Unreadiness. A bare apartment. Torbid daylight. A long black piano: coffin of music. Poised on its edge a woman's hat, red-flowered, and umbrella, furled. Her arms: a casque, gules, and blunt spear on a field, sable. [GJ 16]
Unreadiness? Unreadiness for what? Death, perhaps? And then the relics: the piano (a coffin), the hat and the umbrella. And then the envoy, the message from "off, away." Is this also an apology of/for writing as the impossible/possible deferral of death, or the impossible/possible substitution in lieu of a death which is here and yet will never be?)
Apologising for and apologising to, the apology itself: but, who/what apologises, who/what makes the apology? The "autobiographicalness" of the piece, the exclamation "Nora!," the self-exhortation of "Jamesy," the references to the Portrait and to Ulysses, the identifiable (according to Ellmann) "best calligraphic hand," all tantalise with the possibility that this is Himself apologising, making apology. But, I have my doubts, for at least two reasons. The first of these is simply the effect of reading, as you do, from left to right, from beginning to end, from title to text: Giacomo Joyce [/] "Who? A pale face [...]." Giacomo Joyce. Who? Who, indeed? What a peculiar thing, to begin a text with a sentence composed only of an interrogative pronoun, referent unclear, not altogether decidable. Of course, we will read on, from left to right and from top to bottom, and doing so we will likely come to decide that the who is her of the "movements" and "quizzing-glasses." But, the precedence of Giacomo Joyce is not easily undone. Who is Giacomo Joyce? Who/what does this substitution of James with Giacomo--if it is indeed a substitution-signify? Perhaps, it might be that, between the substitution, or translation if you prefer, and the interrogative pronoun, the subject or author or autobiographer makes its escape, has already escaped (this is a posthumously published text, after all) before the text begins. If so, this is silence, exile and cunning par excellence: here is my apology offered, in my best calligraphic hand, in lieu of my presence which has always already eluded you. Here is my umbrella.
This brings me to my second, and my last, reservation: the actual writing of the words "Giacomo Joyce" and Ellmann's description of the name, written "On the upper left-hand corner of the front cover," as "inscribed in another hand" (GJ xii). Which hand is this? Another hand of Joyce's? The hand of someone else? Who wrote this? Who knows?

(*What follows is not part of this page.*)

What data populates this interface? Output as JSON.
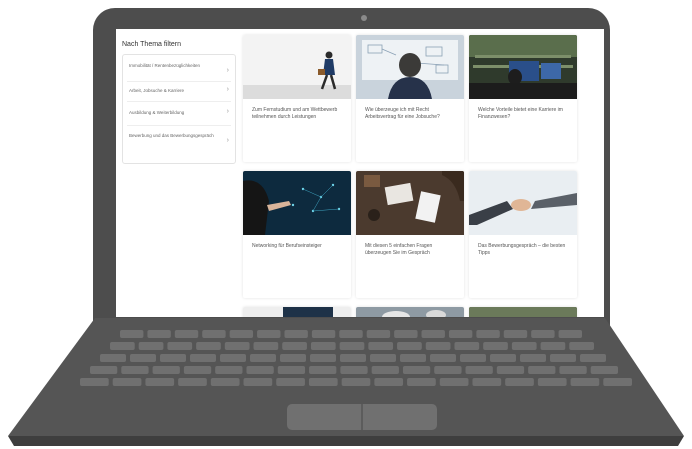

I could not presume to answer any of these questions: I only know that, here, at the conclusion of this essay, where I might expect to sum up my argument (which, embarrassingly, is at least double the length of the text itself without having "dealt with" more than a tenth of it), I am struck with the impossibility of saying anything definitive about it. It's all too little and too much, this divinely cunning little (un)apology, in an other hand, for a writing that will always tantalisingly miss its mark, this hen-pecked and fork-pocked pretend letter of explanation lost and found somewhere between Giacomo and "-Nora!-," this intaglio of a style, this last publicised word, this umbrella. I love it.